El pequeño Valentín estaba fascinado por Gabriela. ¡Era la niña más lista, simpática y maravillosa que había conocido nunca! Gabriela era nueva en el colegio. Se había mudado hacía poco tiempo a la ciudad. Desde el primer día que la vio, el pequeño Valentín soñaba con ser su amigo. ¡Pero le daba mucha vergüenza acercarse a ella! No sabía cómo hacerlo y pensó que si organizaban pronto una excursión en el cole, podría sentarse a su lado en el autocar y preguntarle si quería ser su amiga.
¡Y por fin había llegado ese momento! La profe había anunciado que la próxima semana visitarían el Museo del Silencio. Valentín no comprendía qué es lo que se podría contemplar allí. El silencio no se podía ver, no se podía escuchar, no olía a nada. Tampoco se podían reunir distintos tipos de silencio ni, mucho menos, meterlos dentro de las vitrinas.
La curiosidad se apoderó de Valentín. Tanto, que casi se olvidó del viaje en autocar junto a Gabriela. ¡Qué intriga!
-¿Qué guardan en el Museo del Silencio, mamá?, pero su mamá no contestaba.
-¿Qué hay en el Museo del Silencio, papá?, y papá se quedaba callado.
-¿Qué veremos en el Museo del Silencio, seño?, pero la profesora respondía con silencio.

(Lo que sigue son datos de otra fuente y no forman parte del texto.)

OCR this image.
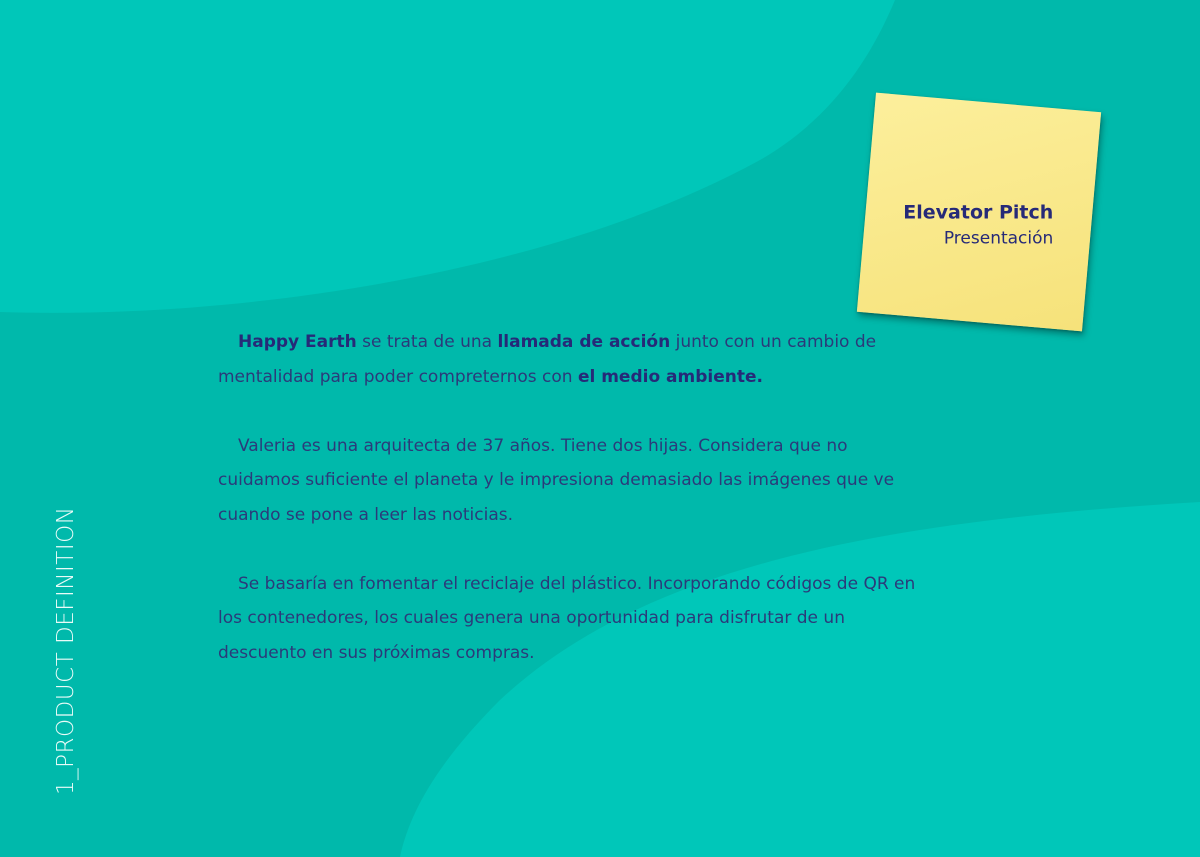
1_PRODUCT DEFINITION
Elevator Pitch
Presentación

Happy Earth se trata de una llamada de acción junto con un cambio de mentalidad para poder compreternos con el medio ambiente.

Valeria es una arquitecta de 37 años. Tiene dos hijas. Considera que no cuidamos suficiente el planeta y le impresiona demasiado las imágenes que ve cuando se pone a leer las noticias.

Se basaría en fomentar el reciclaje del plástico. Incorporando códigos de QR en los contenedores, los cuales genera una oportunidad para disfrutar de un descuento en sus próximas compras.
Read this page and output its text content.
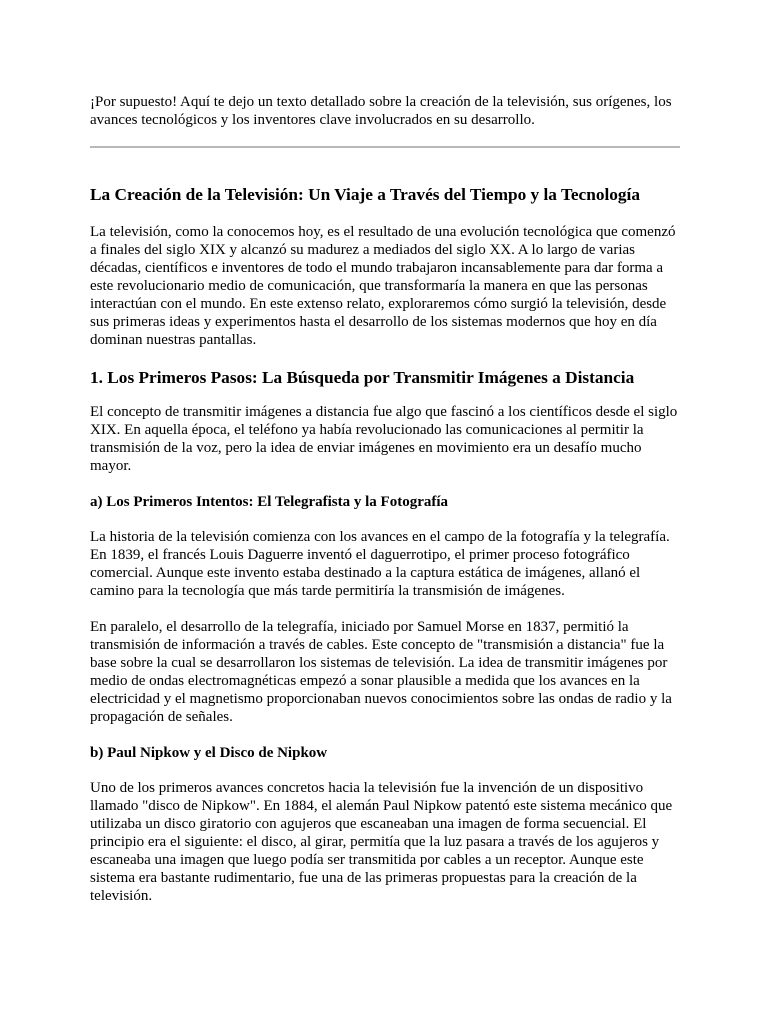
¡Por supuesto! Aquí te dejo un texto detallado sobre la creación de la televisión, sus orígenes, los avances tecnológicos y los inventores clave involucrados en su desarrollo.

La Creación de la Televisión: Un Viaje a Través del Tiempo y la Tecnología

La televisión, como la conocemos hoy, es el resultado de una evolución tecnológica que comenzó a finales del siglo XIX y alcanzó su madurez a mediados del siglo XX. A lo largo de varias décadas, científicos e inventores de todo el mundo trabajaron incansablemente para dar forma a este revolucionario medio de comunicación, que transformaría la manera en que las personas interactúan con el mundo. En este extenso relato, exploraremos cómo surgió la televisión, desde sus primeras ideas y experimentos hasta el desarrollo de los sistemas modernos que hoy en día dominan nuestras pantallas.

1. Los Primeros Pasos: La Búsqueda por Transmitir Imágenes a Distancia

El concepto de transmitir imágenes a distancia fue algo que fascinó a los científicos desde el siglo XIX. En aquella época, el teléfono ya había revolucionado las comunicaciones al permitir la transmisión de la voz, pero la idea de enviar imágenes en movimiento era un desafío mucho mayor.

a) Los Primeros Intentos: El Telegrafista y la Fotografía

La historia de la televisión comienza con los avances en el campo de la fotografía y la telegrafía. En 1839, el francés Louis Daguerre inventó el daguerrotipo, el primer proceso fotográfico comercial. Aunque este invento estaba destinado a la captura estática de imágenes, allanó el camino para la tecnología que más tarde permitiría la transmisión de imágenes.

En paralelo, el desarrollo de la telegrafía, iniciado por Samuel Morse en 1837, permitió la transmisión de información a través de cables. Este concepto de "transmisión a distancia" fue la base sobre la cual se desarrollaron los sistemas de televisión. La idea de transmitir imágenes por medio de ondas electromagnéticas empezó a sonar plausible a medida que los avances en la electricidad y el magnetismo proporcionaban nuevos conocimientos sobre las ondas de radio y la propagación de señales.

b) Paul Nipkow y el Disco de Nipkow

Uno de los primeros avances concretos hacia la televisión fue la invención de un dispositivo llamado "disco de Nipkow". En 1884, el alemán Paul Nipkow patentó este sistema mecánico que utilizaba un disco giratorio con agujeros que escaneaban una imagen de forma secuencial. El principio era el siguiente: el disco, al girar, permitía que la luz pasara a través de los agujeros y escaneaba una imagen que luego podía ser transmitida por cables a un receptor. Aunque este sistema era bastante rudimentario, fue una de las primeras propuestas para la creación de la televisión.
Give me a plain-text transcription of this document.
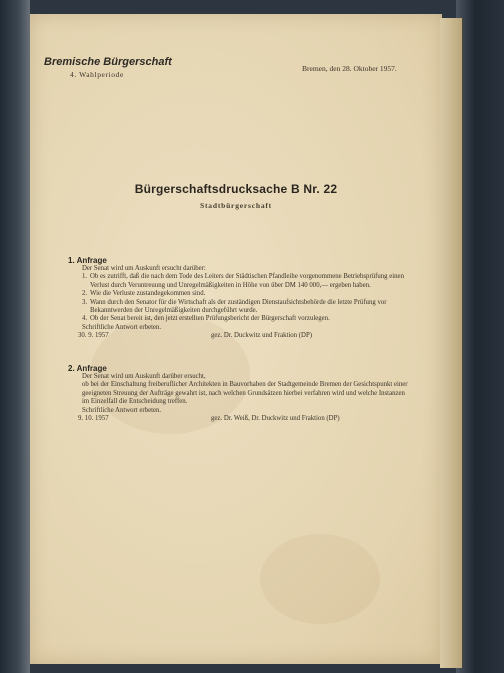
Bremische Bürgerschaft

4. Wahlperiode

Bremen, den 28. Oktober 1957.

Bürgerschaftsdrucksache B Nr. 22

Stadtbürgerschaft

1. Anfrage

Der Senat wird um Auskunft ersucht darüber:

1. Ob es zutrifft, daß die nach dem Tode des Leiters der Städtischen Pfandleihe vorgenommene Betriebsprüfung einen Verlust durch Veruntreuung und Unregelmäßigkeiten in Höhe von über DM 140 000,— ergeben haben.
2. Wie die Verluste zustandegekommen sind.
3. Wann durch den Senator für die Wirtschaft als der zuständigen Dienstaufsichtsbehörde die letzte Prüfung vor Bekanntwerden der Unregelmäßigkeiten durchgeführt wurde.
4. Ob der Senat bereit ist, den jetzt erstellten Prüfungsbericht der Bürgerschaft vorzulegen.

Schriftliche Antwort erbeten.

30. 9. 1957	gez. Dr. Duckwitz und Fraktion (DP)

2. Anfrage

Der Senat wird um Auskunft darüber ersucht,

ob bei der Einschaltung freiberuflicher Architekten in Bauvorhaben der Stadtgemeinde Bremen der Gesichtspunkt einer geeigneten Streuung der Aufträge gewahrt ist, nach welchen Grundsätzen hierbei verfahren wird und welche Instanzen im Einzelfall die Entscheidung treffen.

Schriftliche Antwort erbeten.

9. 10. 1957	gez. Dr. Weiß, Dr. Duckwitz und Fraktion (DP)
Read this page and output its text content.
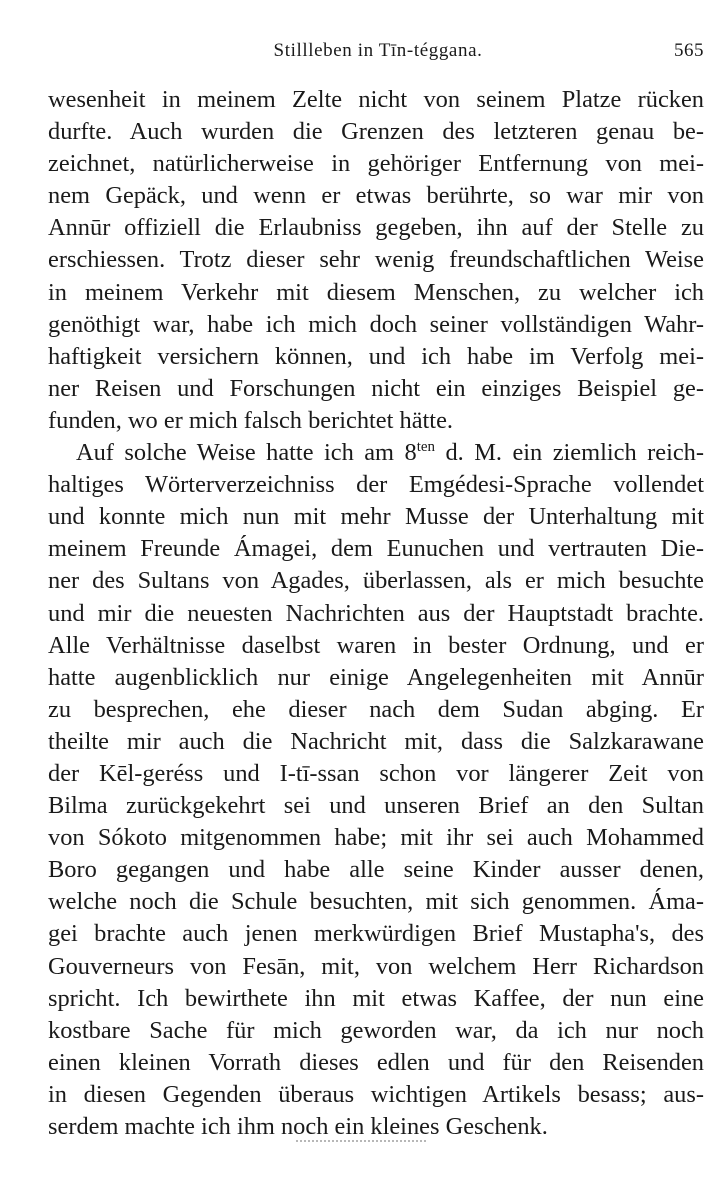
Stillleben in Tīn-téggana.	565
wesenheit in meinem Zelte nicht von seinem Platze rücken
durfte. Auch wurden die Grenzen des letzteren genau be-
zeichnet, natürlicherweise in gehöriger Entfernung von mei-
nem Gepäck, und wenn er etwas berührte, so war mir von
Annūr offiziell die Erlaubniss gegeben, ihn auf der Stelle zu
erschiessen. Trotz dieser sehr wenig freundschaftlichen Weise
in meinem Verkehr mit diesem Menschen, zu welcher ich
genöthigt war, habe ich mich doch seiner vollständigen Wahr-
haftigkeit versichern können, und ich habe im Verfolg mei-
ner Reisen und Forschungen nicht ein einziges Beispiel ge-
funden, wo er mich falsch berichtet hätte.
Auf solche Weise hatte ich am $8^{ten}$ d. M. ein ziemlich reich-
haltiges Wörterverzeichniss der Emgédesi-Sprache vollendet
und konnte mich nun mit mehr Musse der Unterhaltung mit
meinem Freunde Ámagei, dem Eunuchen und vertrauten Die-
ner des Sultans von Agades, überlassen, als er mich besuchte
und mir die neuesten Nachrichten aus der Hauptstadt brachte.
Alle Verhältnisse daselbst waren in bester Ordnung, und er
hatte augenblicklich nur einige Angelegenheiten mit Annūr
zu besprechen, ehe dieser nach dem Sudan abging. Er
theilte mir auch die Nachricht mit, dass die Salzkarawane
der Kēl-geréss und I-tī-ssan schon vor längerer Zeit von
Bilma zurückgekehrt sei und unseren Brief an den Sultan
von Sókoto mitgenommen habe; mit ihr sei auch Mohammed
Boro gegangen und habe alle seine Kinder ausser denen,
welche noch die Schule besuchten, mit sich genommen. Áma-
gei brachte auch jenen merkwürdigen Brief Mustapha's, des
Gouverneurs von Fesān, mit, von welchem Herr Richardson
spricht. Ich bewirthete ihn mit etwas Kaffee, der nun eine
kostbare Sache für mich geworden war, da ich nur noch
einen kleinen Vorrath dieses edlen und für den Reisenden
in diesen Gegenden überaus wichtigen Artikels besass; aus-
serdem machte ich ihm noch ein kleines Geschenk.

Cuando llegó el día de la visita, el pequeño Valentín estaba muy nervioso. ¡Tanto, que casi había estado a punto de perder su oportunidad de sentarse al lado de Gabriela! Pero al final lo había conseguido, cambiándole el sitio a Pablito, que siempre buscaba el lado de la ventanilla. Sin embargo, cuando tuvo a Gabriela cerca, Valentín no se atrevió a decir ni una palabra. Ni a mirarla, siquiera.
Al entrar en el Museo del Silencio, lo primero que llamó la atención de Valentín fue un gran cartel en la puerta que decía “Prohibido guardar silencio”. Después, toda la clase pasó a una sala enorme. En ella, se acumulaban botes y botes de cristal que guardaban palabras, escritas con distintos tipos de letra y en diferentes colores. Unos eran más pequeños y se exponían en largas vitrinas de estantería. Otros, más grandes, estaban colocados sobre pedestales, en los rincones.
“No me gusta”, podía leerse dentro de un frasco, en letras azules. “Ven a verme mañana”, era el mensaje que, con caligrafía caprichosa, se escondía dentro de otro bote de cristal. “Lo rompí yo”, decía otro de los frascos. En medio de la gran sala, justo en el centro, había una solitaria vitrina. “TE QUIERO”, era el mensaje que guardaba.
Valentín no entendía nada. ¿Qué clase de museo era ese? ¿Qué interés tenían un puñado de palabras encerradas en cristal? Entonces, su profesora habló:
-Bienvenidos al Museo del Silencio. Aquí se guardan las palabras que nunca se dijeron, esas que se quedaron atravesadas en la garganta. Al convertirlas en silencio, algunas de estas palabras acabaron separando a las personas. Otras, hicieron perder una gran oportunidad. Por eso ahora se conservan en el Museo del Silencio. Se guardan en frascos de cristal, porque es frágil, como los miedos. Romper el temor de decir lo que se desea decir es más fácil de lo que parece.
Entonces Valentín comprendió. Lo entendió todo. Cuando finalizó la visita, camino del autocar, reunió todo el valor que pudo y se acercó a Gabriela.
-¿Quieres ser mi amiga? -preguntó.
Y al decir lo que nunca había dicho, ocurrió lo que nunca había ocurrido.